Holiday-Spending Estimates Decline

Analysts Revise Forecasts, Citing Impact of Housing-Market Fall

By Published on .

COLUMBUS, Ohio ( -- Deep discounting and hefty advertising blitzes from the nation's top retailers weren't enough to persuade consumers to storm the stores this holiday season. And when they did go shopping, they didn't always find what they wanted to buy.
Photo: AP

Even amid holiday sales, shoppers couldn't always get the popular gifts they wanted as stores ran short of items such as Elmos, Wiis and $1,000 HDTVs.

Related Column:

Retailers Make Same Marketing Mistake as Airlines
The Disaster of Black Friday's Downward Spiral of Discounts

As the first retail results for the critical season start pouring in, things aren't looking good, and analysts are busily ratcheting down their earlier, more optimistic sales forecasts.

Visa figures
Visa USA lowered its growth figures for the season to 6.5% from 7.5% for retail sales in November and December. "The housing slowdown is having more of a pronounced effect," said Wayne Best, senior VP-business and economic analyst at Visa. "We've used our houses as an ATM machine over the last few years, but housing prices have been declining over the last four months and consumers were more cautious."

Visa's data include grocery stores, restaurants and gasoline sales. The credit-card company culled its predictions from its credit, debit and prepaid cards, which it says represent $17 of every $100 spent annually.

Shoppers buying less
Mr. Best said despite heavy foot traffic, packed malls and parking lots at discounters and low unemployment, the prospect of continued declines in housing prices kept consumers from spending big. "There were a lot of people in the stores, but they were buying less," he said.

MasterCard's SpendingPulse survey dubbed the season "soft," pegging growth rates for retail sales at 6.6%, compared with growth of 8.7% last season. But when adjusted to include the additional holiday shopping day this year, the growth rate comes in at 3%, compared with 5.2% last year.
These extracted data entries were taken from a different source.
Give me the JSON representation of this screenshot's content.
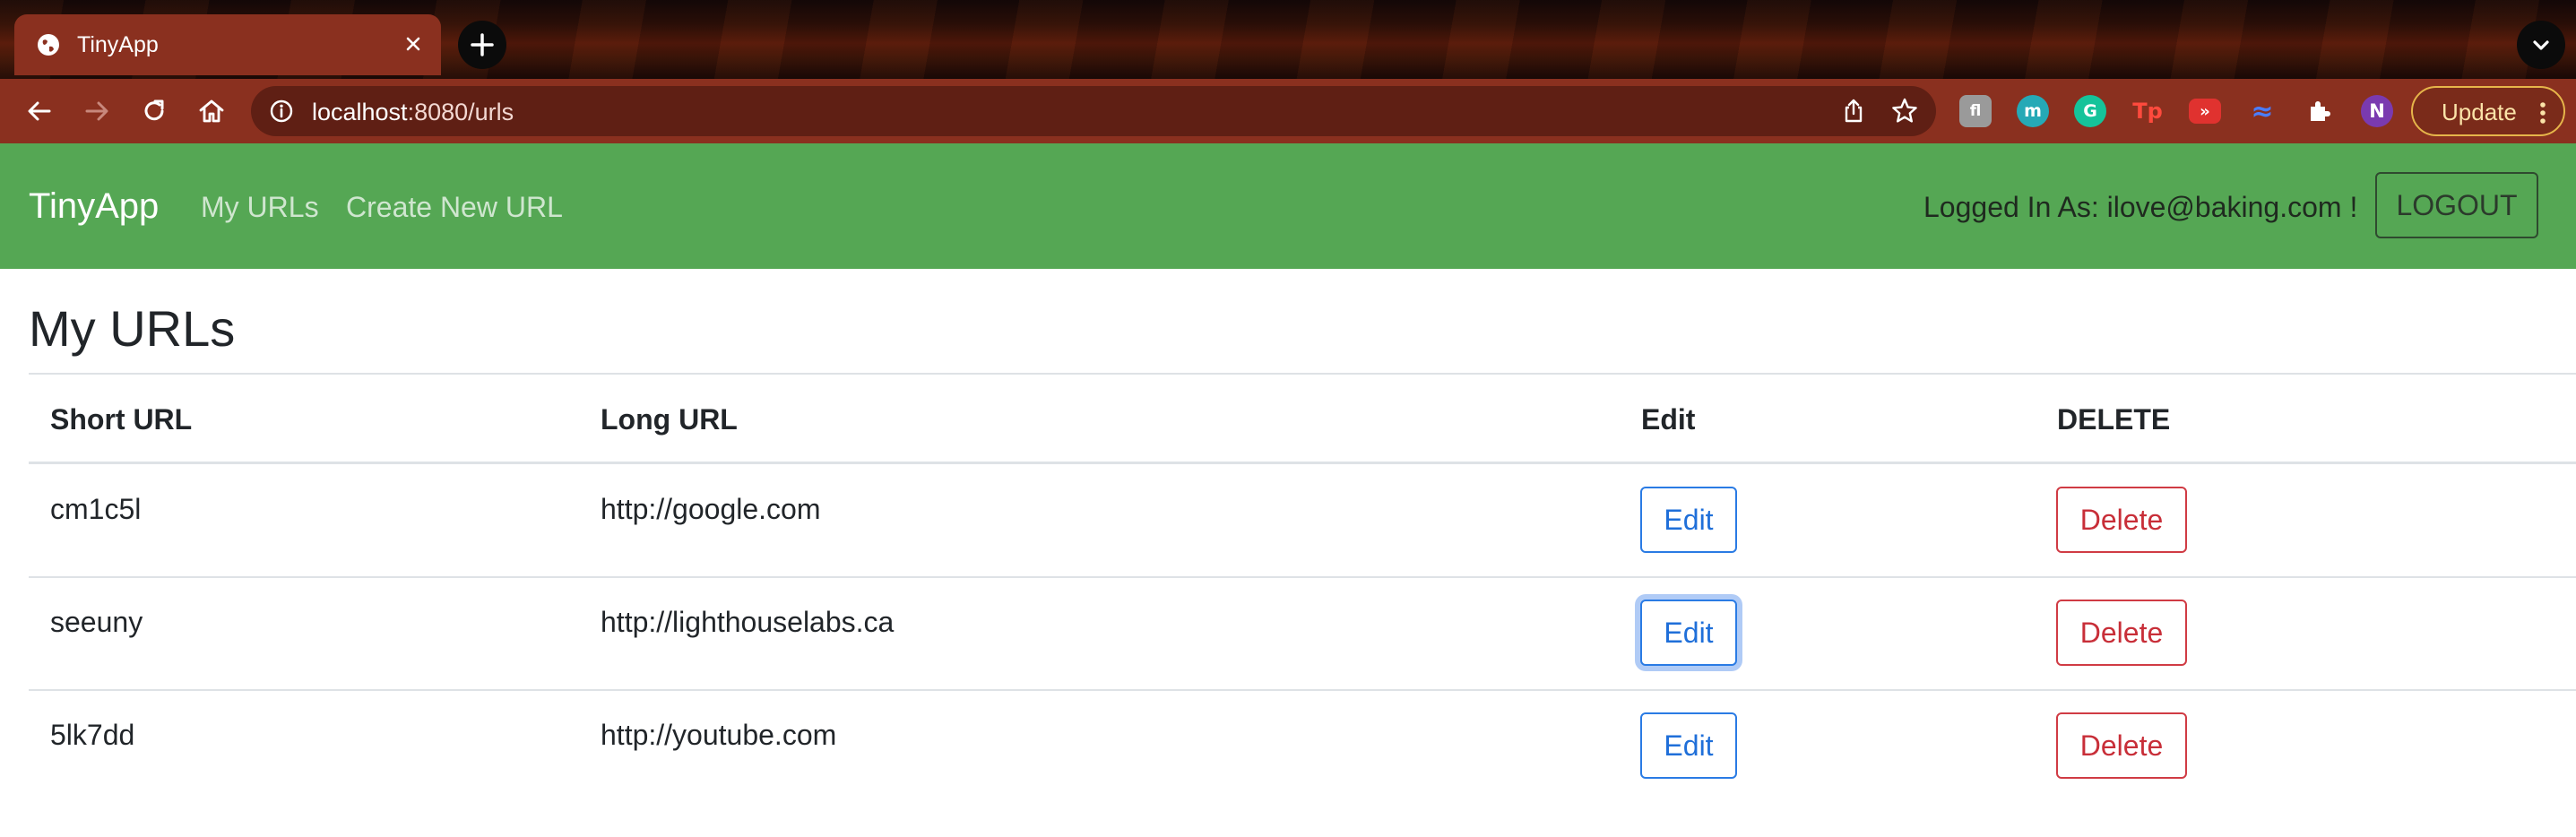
{
  "browser": {
    "tab_title": "TinyApp",
    "url_host": "localhost",
    "url_rest": ":8080/urls",
    "update_label": "Update",
    "profile_initial": "N",
    "extensions": [
      {
        "name": "fl-extension",
        "glyph": "fl",
        "color": "#9a9a9a"
      },
      {
        "name": "m-extension",
        "glyph": "m",
        "color": "#25a9b6"
      },
      {
        "name": "grammarly-extension",
        "glyph": "G",
        "color": "#15c39a"
      },
      {
        "name": "tp-extension",
        "glyph": "Tp",
        "color": "#e0322f"
      },
      {
        "name": "forward-extension",
        "glyph": "»",
        "color": "#e0322f"
      },
      {
        "name": "wave-extension",
        "glyph": "≈",
        "color": "#3b6fe0"
      }
    ]
  },
  "navbar": {
    "brand": "TinyApp",
    "links": [
      "My URLs",
      "Create New URL"
    ],
    "logged_in": "Logged In As: ilove@baking.com !",
    "logout": "LOGOUT"
  },
  "main": {
    "title": "My URLs",
    "columns": [
      "Short URL",
      "Long URL",
      "Edit",
      "DELETE"
    ],
    "rows": [
      {
        "short": "cm1c5l",
        "long": "http://google.com",
        "edit": "Edit",
        "delete": "Delete"
      },
      {
        "short": "seeuny",
        "long": "http://lighthouselabs.ca",
        "edit": "Edit",
        "delete": "Delete"
      },
      {
        "short": "5lk7dd",
        "long": "http://youtube.com",
        "edit": "Edit",
        "delete": "Delete"
      }
    ]
  },
  "colors": {
    "navbar": "#55a754",
    "edit": "#2a7be4",
    "delete": "#d03b44"
  }
}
MasterCard pointed to electronics and high-end luxury retailers as the potential winners of the season, with apparel retailers hurt by slumping sales.

Shortage of hot products
Britt Beemer, a retail analyst with America's Research Group, blamed the season's poor showing on spotty supply of the season's most coveted toys and electronics. "There weren't enough Elmos, Wiis and $1,000 HDTVs out there," said Mr. Beemer. "The three things that could have been hot just ended up frustrating consumers."

For example, in a survey one week before Christmas of parents who planned to buy the TMX Elmo doll, 55% gave up when they couldn't find it. And a survey of retail-store managers the day after Black Friday showed demand for HDTVs was not met, since the managers said they could have sold 10 times more sets.
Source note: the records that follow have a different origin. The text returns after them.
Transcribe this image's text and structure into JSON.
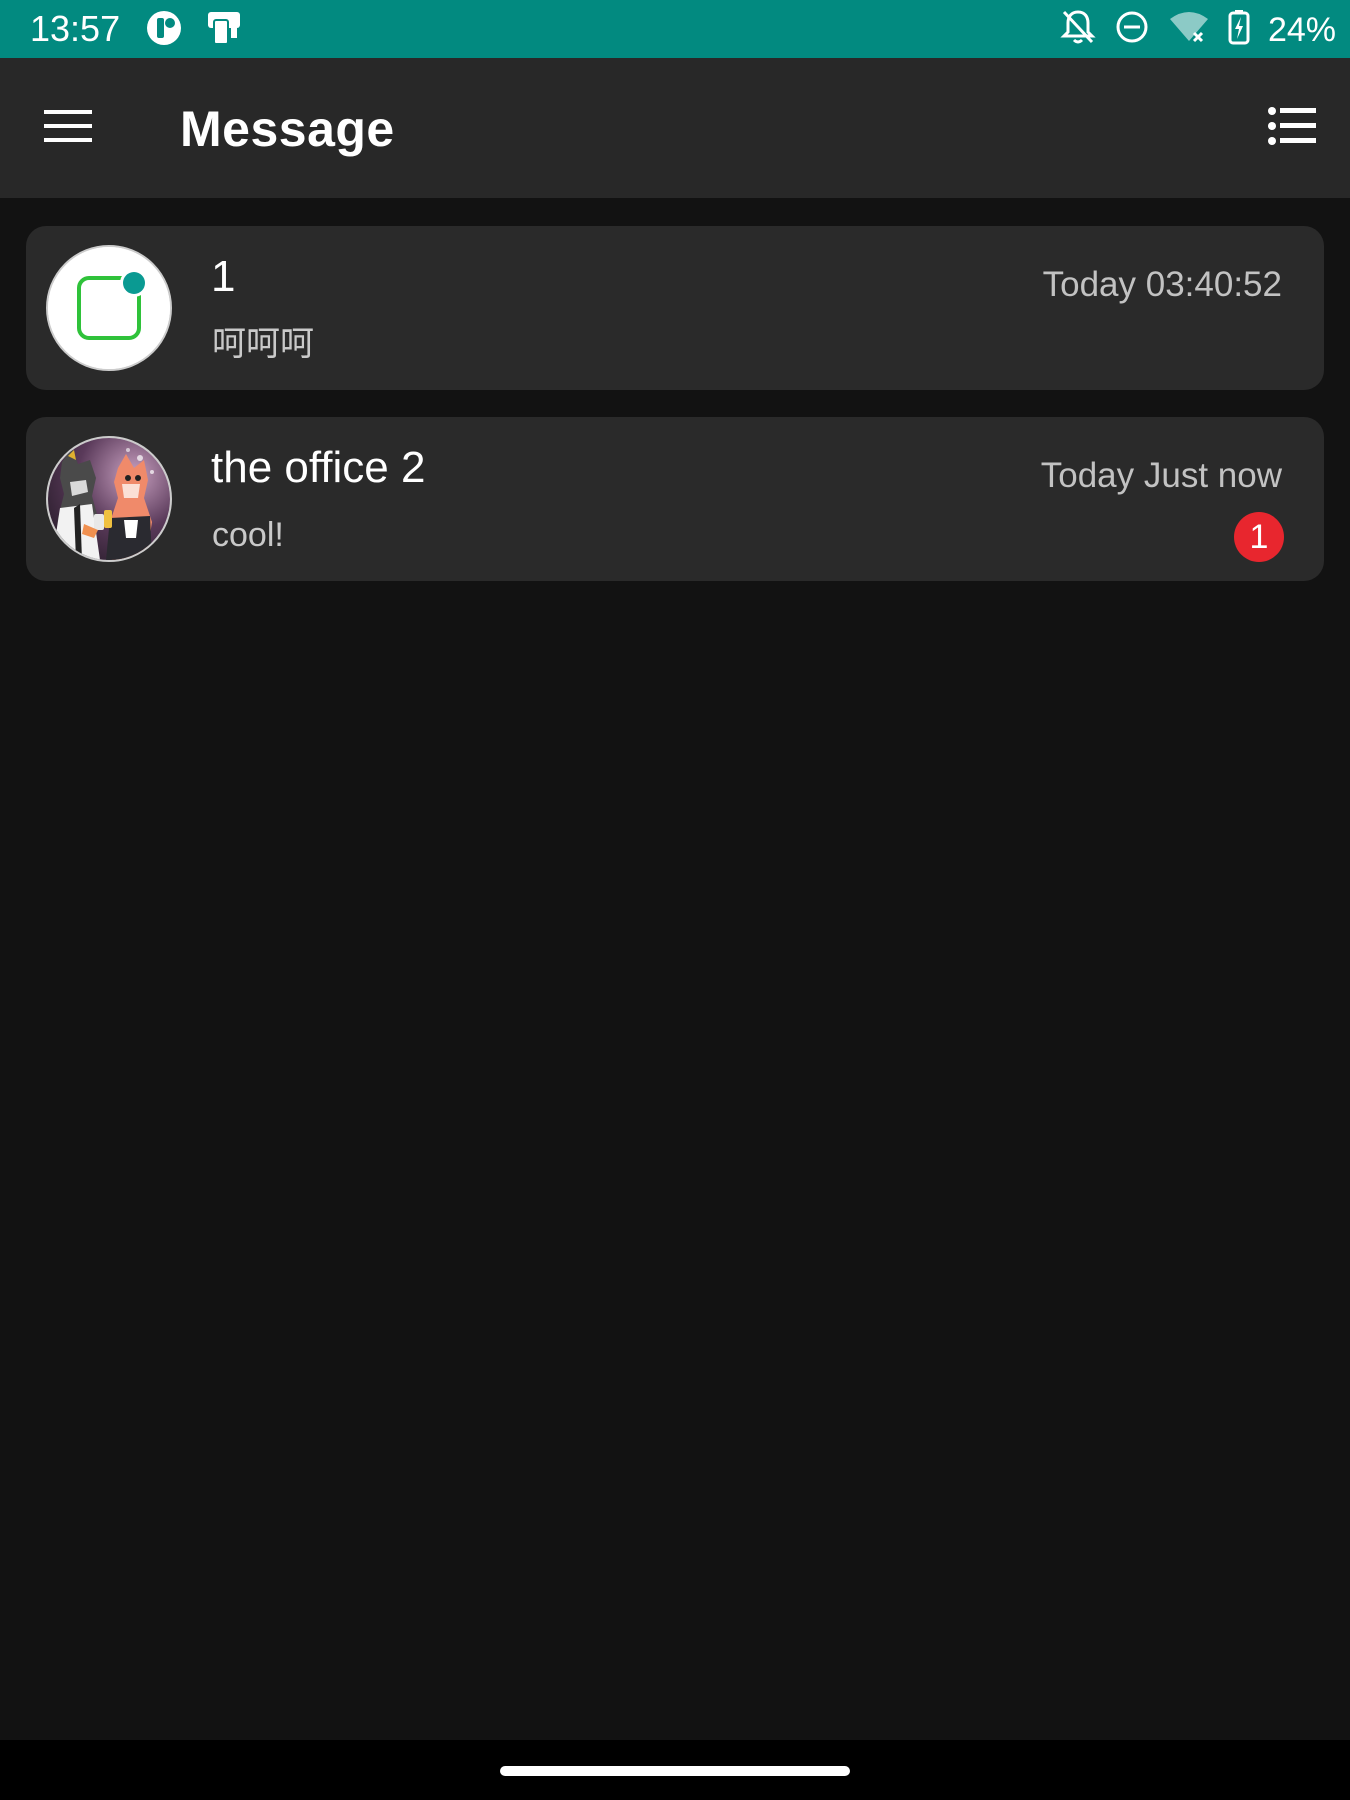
{
  "status_bar": {
    "time": "13:57",
    "left_icons": [
      "notification-app-icon",
      "phone-device-icon"
    ],
    "right_icons": [
      "bell-off-icon",
      "do-not-disturb-icon",
      "wifi-off-icon",
      "battery-charging-icon"
    ],
    "battery_percent": "24%",
    "background_color": "#028a80"
  },
  "app_bar": {
    "menu_icon": "hamburger-menu-icon",
    "title": "Message",
    "list_icon": "list-icon",
    "background_color": "#282828"
  },
  "conversations": [
    {
      "name": "1",
      "preview": "呵呵呵",
      "time": "Today 03:40:52",
      "avatar": "app-logo-avatar",
      "unread": ""
    },
    {
      "name": "the office 2",
      "preview": "cool!",
      "time": "Today Just now",
      "avatar": "illustrated-group-avatar",
      "unread": "1"
    }
  ],
  "colors": {
    "background": "#121212",
    "card": "#2a2a2a",
    "unread_badge": "#e8262e",
    "avatar_green": "#2fc23a",
    "avatar_teal": "#0a9a92"
  }
}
"We had a situation where consumers were driven into a frenzy to buy something, but the suppliers were so limited," Mr. Beemer said. In early December, the research firm lowered its retail sales forecast to 2.7% from an estimate of a 3.1% gain above last year, blaming the lack of "must-have" items.

Top shopping days
Black Friday retained its status as the biggest shopping day of the year, though, according to ShopperTrak, a Chicago retail-research firm that combines store traffic data with U.S. Commerce Department figures.

Sales came in at $8.96 billion for the day after Thanksgiving. The next most shopped day was Dec. 23, when sales came in at $8.72 billion.